Developing pure VLMs

+ Breaking the obstacles between encoder-based and encoder-free VLMs.

Two crucial lessons

• (1) Before scaling up pre-trained data, it is essential to prioritize VL pre-alignment from an LLM-centric perspective.
  • Stabilizes the training process
  • Alleviates optimization interference for integrating visual and linguistic information
• (2) Enhancing image recognition capability via visual representation supervision and language conceptual alignment generates stronger visual representations

3. Methodology

(1) Model Architecture

• (1) Decoder-only EVE: by Vicuna-7B
• (2) Lightweight patch embedding layer

Two losses

• (1) Attempt to align patch features with pair-wise ones from the vision encoder (VE)
  • Through a hierarchical patch aligning layer.
• (2) EVE predicts next-word labels

a) Patch Embedding Layer (PEL)

[Goal] To transmit images almost losslessly

• Rather than using deep encoders or tokenizers

[Input] Image with (H, W) resolution

[Procedure]

• Step 1) Convolution layer
  • To obtain a 2-D feature map with (h, w)
• Step 2) Average pooling layer
• Step 3) Cross-Attention (CA1) layer
• **Step 4) Cross-Attention (CA2) layer **
  • Btw a special token and all patch features
  • Output: Serves as the starting symbol of the image & provides holistic information for patch features
• Step 5) Learnable newline token
  • Considering the varying aspect ratios of image inputs, we insert a learnable newline token at the end of each row of patch features.
  • Helps the network understand the 2-D spatial structure and dependencies of the image.
• Step 6) Flatten & NN
  • Flatten these features
  • Pass them through a two-layer NN
• Step 7) Concat with text
  • Concatenate with text embeddings into one unified decoder-only architecture.

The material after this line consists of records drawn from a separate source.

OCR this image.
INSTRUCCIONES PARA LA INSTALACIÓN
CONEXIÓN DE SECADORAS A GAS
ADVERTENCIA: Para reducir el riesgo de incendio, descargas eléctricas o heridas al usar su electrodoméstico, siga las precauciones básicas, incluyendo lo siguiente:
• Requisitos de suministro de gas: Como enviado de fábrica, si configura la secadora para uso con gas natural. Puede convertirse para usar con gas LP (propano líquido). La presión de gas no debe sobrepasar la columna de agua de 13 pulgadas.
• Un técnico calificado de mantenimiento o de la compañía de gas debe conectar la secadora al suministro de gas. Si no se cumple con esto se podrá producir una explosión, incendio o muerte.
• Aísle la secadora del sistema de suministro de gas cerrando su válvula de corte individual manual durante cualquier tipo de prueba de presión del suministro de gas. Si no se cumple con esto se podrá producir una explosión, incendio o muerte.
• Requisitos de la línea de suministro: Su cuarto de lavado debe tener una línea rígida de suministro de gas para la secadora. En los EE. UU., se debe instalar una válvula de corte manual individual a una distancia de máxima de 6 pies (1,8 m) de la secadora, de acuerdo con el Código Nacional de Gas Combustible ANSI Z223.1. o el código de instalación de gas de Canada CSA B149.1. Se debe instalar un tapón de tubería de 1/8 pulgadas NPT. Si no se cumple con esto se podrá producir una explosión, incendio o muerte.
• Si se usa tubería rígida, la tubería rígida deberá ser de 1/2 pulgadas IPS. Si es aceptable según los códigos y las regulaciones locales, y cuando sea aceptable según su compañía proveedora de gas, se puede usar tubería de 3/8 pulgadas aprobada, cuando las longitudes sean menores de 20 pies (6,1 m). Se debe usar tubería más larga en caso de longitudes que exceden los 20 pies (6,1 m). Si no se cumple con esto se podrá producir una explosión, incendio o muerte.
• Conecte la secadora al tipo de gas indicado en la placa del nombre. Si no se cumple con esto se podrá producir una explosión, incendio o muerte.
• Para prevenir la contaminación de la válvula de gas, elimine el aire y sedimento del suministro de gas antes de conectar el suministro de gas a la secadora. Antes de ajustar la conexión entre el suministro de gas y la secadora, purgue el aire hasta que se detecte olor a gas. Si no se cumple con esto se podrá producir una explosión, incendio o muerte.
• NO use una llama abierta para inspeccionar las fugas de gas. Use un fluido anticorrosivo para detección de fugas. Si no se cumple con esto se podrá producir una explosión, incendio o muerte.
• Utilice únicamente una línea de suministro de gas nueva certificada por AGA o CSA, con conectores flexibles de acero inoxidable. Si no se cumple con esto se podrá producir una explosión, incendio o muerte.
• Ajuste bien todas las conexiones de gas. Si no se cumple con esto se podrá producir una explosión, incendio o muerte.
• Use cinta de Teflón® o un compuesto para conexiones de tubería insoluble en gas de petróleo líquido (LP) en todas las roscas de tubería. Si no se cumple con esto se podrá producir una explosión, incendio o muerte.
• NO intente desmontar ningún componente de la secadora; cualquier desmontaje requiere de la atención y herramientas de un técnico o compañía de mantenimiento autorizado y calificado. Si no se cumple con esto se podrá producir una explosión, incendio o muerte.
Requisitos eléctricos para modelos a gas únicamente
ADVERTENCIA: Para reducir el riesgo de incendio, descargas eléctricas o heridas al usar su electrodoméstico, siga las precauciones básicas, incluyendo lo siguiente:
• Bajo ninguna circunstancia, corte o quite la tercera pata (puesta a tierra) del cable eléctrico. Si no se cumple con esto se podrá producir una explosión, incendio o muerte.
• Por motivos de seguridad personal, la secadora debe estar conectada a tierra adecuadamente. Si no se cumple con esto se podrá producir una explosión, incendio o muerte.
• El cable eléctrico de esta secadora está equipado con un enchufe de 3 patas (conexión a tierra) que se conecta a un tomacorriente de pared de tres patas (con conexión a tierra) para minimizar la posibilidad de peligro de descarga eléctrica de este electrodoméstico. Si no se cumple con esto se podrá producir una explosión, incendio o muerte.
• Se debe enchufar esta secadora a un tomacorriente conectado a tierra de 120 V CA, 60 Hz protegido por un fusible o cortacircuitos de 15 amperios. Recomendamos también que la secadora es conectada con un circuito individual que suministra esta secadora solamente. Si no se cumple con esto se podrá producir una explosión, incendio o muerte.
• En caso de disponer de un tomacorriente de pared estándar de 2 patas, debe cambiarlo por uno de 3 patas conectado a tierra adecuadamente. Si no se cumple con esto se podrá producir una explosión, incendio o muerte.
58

b) Patch Aligning Layer (PAL)

[Goal] To facilitate finegrained representations

(2) Training Procedure

Three successive stages: Train EVE with …

• (1) Publicly available image data captioned by existing VLMs
• (2) Diverse QA data
• (3) Multi-modality dialogue datasets

(Remove PAL supervision during inference)

Step 1) LLM-guided Pre-training

[Goal] Initial connection between V&L modalities

[Dataset] Publicly available web-scale data (EVE-cap33M)

EVE-cap33M: Remove noisy text captions

\(\rightarrow\) Reproduce 33M high-quality descriptions

• via Emu2 (17B) and LLaVA-1.5 (13B)

[Trainable layers]

• Patch Embedding Layer
• Patch Aligning Layer
• (LLM: Vicuna-7B is frozen)

Details:

• Only adopt 16M of 33M image-text data (EVE-cap16/33M) in this stage.
• Use both (text) CE loss and (image) MSE loss

Findings:

• Stage 1 does count for efficient training!!

  ( \(\because\) Prevents collapse and accelerates convergence throughout the entire process )

Step 2) Generative Pre-training

[Goal] Train all modules!

Details:

• Use of all 33M image-text pairs (EVE-cap33M)
• Keep both (text) CE loss and (image) MSE loss

Findings:

• Although multi-modality performance gradually increases
• Language capability suffers from a significant downtrend

Step 3) SFT

pass

4. Experiments

Public visual-language benchmarks

• (1) Academic-task-oriented benchmarks (VQA-v2 [25], GQA [29], VizWiz [26], and TextVQA [67])
• (2) Hallucination benchmarks (POPE [47])
• (3) Open-world multi-modal understanding benchmarks (MME [23], MMBench [52], SEED-Bench [41], and MM-Vet [89])
• (4) Scientific problem benchmarks (ScienceQA-IMG [54]).